Though Christmas is not the only holiday celebrated during this time of the year, it is one that seems to spur the creation of some of the most heartfelt and sentimental films ever made. I have already delved into some of my favorite Christmas movies of all time – all classics in their own right – but those are not the only flicks that utilize the cheer and spirit of this holiday. There are quite a few lesser known films that exhibit the same emotions during this time of the year through touching stories. So, without revealing too much, here are some indie films to satiate your Christmas movie appetite!

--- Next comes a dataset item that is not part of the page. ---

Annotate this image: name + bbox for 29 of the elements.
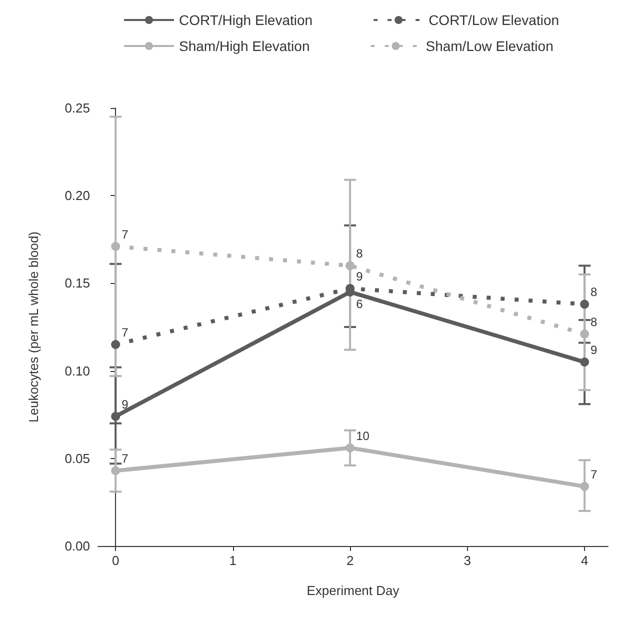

In short, Joyeux Noel explores a fictionalized version of the Christmas Truce of 1914 in which the Scots, Frenchmen, and Germans involved in fighting one another decided to cease fire during Christmas Eve and Day. I enjoy this film around the holidays not only because it is cinematically gorgeous, but also because it reaffirms the notion of putting ones differences aside to celebrate something larger than everyone. Whether you believe in Christianity, Judaism, or no religion at all, I believe people can appreciate the sentiment of hope for peace cross-culturally that is evident in this movie.
A Midnight Clear
Like Joyeux Noel, A Midnight Clear expounds upon similar ideas of peace amidst violence by retelling how at the Battle of the Bulge in 1944 Germans were willing to surrender over Christmas. Unlike the other film, however, this one ended with a ton more bloodshed and more of introspective view of how humanities xenophobia and inability to accept and atone for their indiscretions can ruin even the most intelligent plans geared towards peace. Tie that in with the fact that this is a time of the year for forgiveness, I hope this film helps people to learn to be more tolerant- this film definitely showed my own flaws in regards to this.
Mon Oncle Antoine
In this 1971 French-Canadian film, the Christmastime set storyline explores the Maurice Duplessis region of Quebec preceding the Asbestos Strike of the late 1940s. Benoît, a fifteen year old boy, is the prime character of the film, and as the viewer’s watch his coming of age story in this mining town simultaneously linking up with the move towards the encroaching political revolution, this film forces you to look at how we treat people in society; how we belittle and oppress others. Not the cheeriest of Christmas films, but definitely one to bring you to reality and teach you similar lessons to that learned from A Midnight Clear. It also cannot hurt that Roger Ebert also put this on his Great Movies list, if you need more convincing to look this up.
Which holiday movies do you always go back to?